Designing robots that can handle fragile items is a big challenge for engineers. For warehouses, robots have been developed that use soft rubber fingers to grab items like fruit, but what about targets that are even more delicate? Like, say, a raw egg yolk?
Well, researchers from North Carolina State University have demonstrated a new type of gripper that could one day help machines pick up even the most breakable items — including yolks. Inspired by the Japanese art of kirigami (like origami, but you fold and cut the paper), their gripper is made from flat sheets of material cut with parallel slits. When the ends of the sheet are pulled apart, the gripper forms itself into a 3D sphere that can be used to gently and precisely grab objects, from live fish to single strands of human hair.
The key to the design (which you can see in action in the video below) is that it applies minimal pressure on its target and encloses it within the kirigami shape.
“our grippers essentially surround an object and then lift it”
“Conventional grippers grasp an object firmly — they grab things by putting pressure on them,” Jie Yin, an associate professor at NC State and one of the researchers involved in the project, said in a press release. “That can pose problems when attempting to grip fragile objects, such as egg yolks. But our grippers essentially surround an object and then lift it — similar to the way we cup our hands around an object. This allows us to ‘grip’ and move even delicate objects, without sacrificing precision.”

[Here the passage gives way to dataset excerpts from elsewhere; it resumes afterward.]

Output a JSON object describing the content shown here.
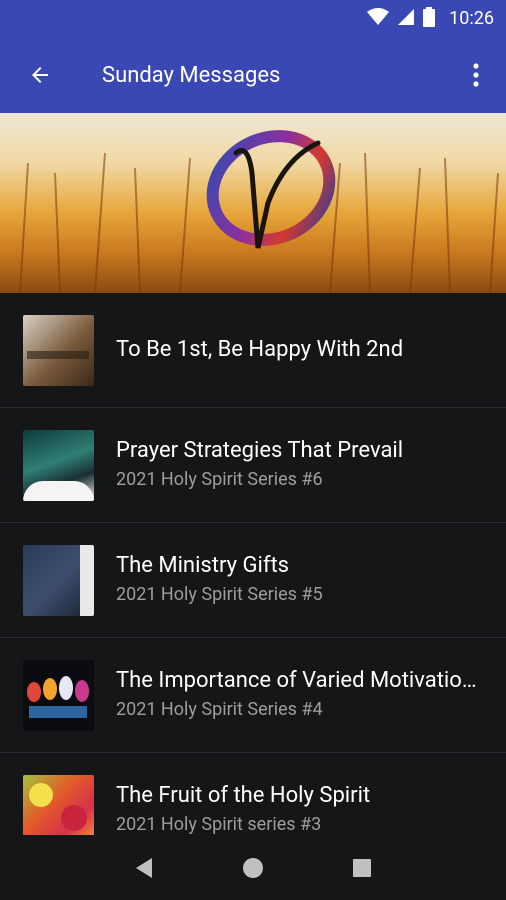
{
  "status_bar": {
    "time": "10:26"
  },
  "app_bar": {
    "title": "Sunday Messages"
  },
  "messages": [
    {
      "title": "To Be 1st, Be Happy With 2nd",
      "subtitle": ""
    },
    {
      "title": "Prayer Strategies That Prevail",
      "subtitle": "2021 Holy Spirit Series #6"
    },
    {
      "title": "The Ministry Gifts",
      "subtitle": "2021 Holy Spirit Series #5"
    },
    {
      "title": "The Importance of Varied Motivations",
      "subtitle": "2021 Holy Spirit Series #4"
    },
    {
      "title": "The Fruit of the Holy Spirit",
      "subtitle": "2021 Holy Spirit series #3"
    }
  ],
  "colors": {
    "app_bar": "#3a48b4",
    "background": "#151618",
    "subtitle": "#9c9d9f"
  }
}
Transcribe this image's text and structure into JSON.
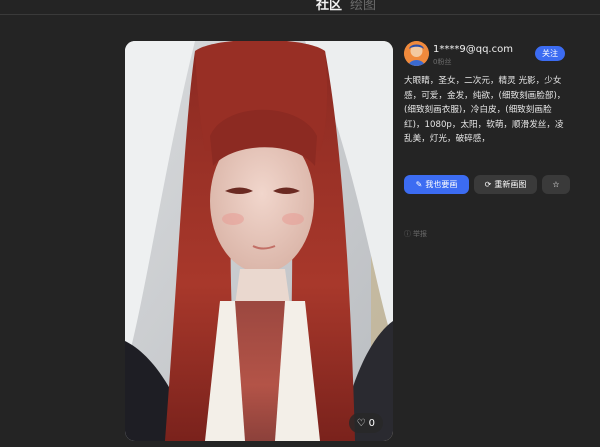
{
  "tabs": [
    {
      "label": "社区"
    },
    {
      "label": "绘图"
    }
  ],
  "user": {
    "name": "1****9@qq.com",
    "meta": "0粉丝",
    "follow_label": "关注"
  },
  "prompt": "大眼睛，圣女，二次元，精灵 光影，少女感，可爱，金发，纯欲，(细致刻画脸部)，(细致刻画衣服)，冷白皮，(细致刻画脸红)，1080p，太阳，软萌，顺滑发丝，凌乱美，灯光，破碎感，",
  "actions": {
    "make_same": "我也要画",
    "redraw": "重新画图"
  },
  "likes": "0",
  "report_label": "举报",
  "colors": {
    "accent": "#3c6cf2",
    "background": "#242424",
    "button_dark": "#3a3a3a"
  },
  "icons": [
    "edit-icon",
    "refresh-icon",
    "star-icon",
    "heart-icon",
    "info-icon"
  ]
}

The researchers’ work, which was published in an open-access paper in Nature Communications, draws heavily on their ability to predict the final shape of a gripper from the shape of the original kirigami sheet. So, for example, a 2D kirigami sheet with a circular boundary will, when cut correctly, fold into a sphere. Using 3D simulation software, they were able to rapidly prototype a number of different grippers before finalizing their design.

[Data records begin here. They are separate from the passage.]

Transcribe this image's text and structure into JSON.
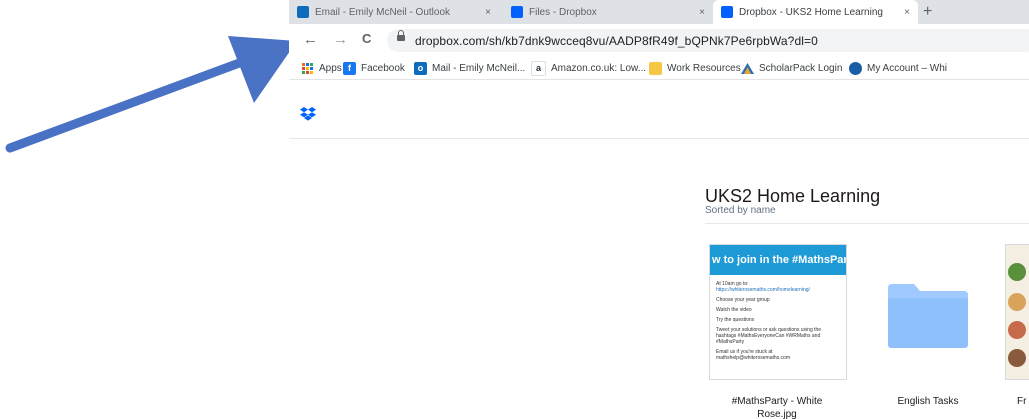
{
  "browser": {
    "tabs": [
      {
        "label": "Email - Emily McNeil - Outlook",
        "active": false
      },
      {
        "label": "Files - Dropbox",
        "active": false
      },
      {
        "label": "Dropbox - UKS2 Home Learning",
        "active": true
      }
    ],
    "tab_close": "×",
    "new_tab": "+",
    "url": "dropbox.com/sh/kb7dnk9wcceq8vu/AADP8fR49f_bQPNk7Pe6rpbWa?dl=0",
    "nav": {
      "back": "←",
      "forward": "→",
      "reload": "C"
    }
  },
  "bookmarks": [
    {
      "label": "Apps",
      "icon": "apps-grid-icon"
    },
    {
      "label": "Facebook",
      "icon": "facebook-icon"
    },
    {
      "label": "Mail - Emily McNeil...",
      "icon": "outlook-icon"
    },
    {
      "label": "Amazon.co.uk: Low...",
      "icon": "amazon-icon"
    },
    {
      "label": "Work Resources",
      "icon": "folder-icon"
    },
    {
      "label": "ScholarPack Login",
      "icon": "scholarpack-icon"
    },
    {
      "label": "My Account – Whi",
      "icon": "account-icon"
    }
  ],
  "page": {
    "title": "UKS2 Home Learning",
    "sorted_by": "Sorted by name"
  },
  "thumbnail": {
    "banner": "w to join in the #MathsParty",
    "lines": [
      "At 10am go to:",
      "https://whiterosemaths.com/homelearning/",
      "Choose your year group",
      "Watch the video",
      "Try the questions",
      "Tweet your solutions or ask questions using the hashtags #MathsEveryoneCan #WRMaths and #MathsParty",
      "Email us if you're stuck at mathshelp@whiterosemaths.com"
    ]
  },
  "files": [
    {
      "name": "#MathsParty - White Rose.jpg",
      "kind": "image"
    },
    {
      "name": "English Tasks",
      "kind": "folder"
    },
    {
      "name": "Fr",
      "kind": "image"
    }
  ],
  "colors": {
    "arrow": "#4a72c4",
    "dropbox_blue": "#0061fe",
    "folder": "#9fc9ff"
  }
}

This proof-of-concept work is not yet ready to be used in commercial settings, but the engineers say they’re working on the next step of developing the technology. “We’re now in the process of integrating this technique into soft robotics technologies to address industrial challenges,” says Yin. “We’re open to working with industry partners to explore additional applications and to find ways to move this approach from the lab into practical use.”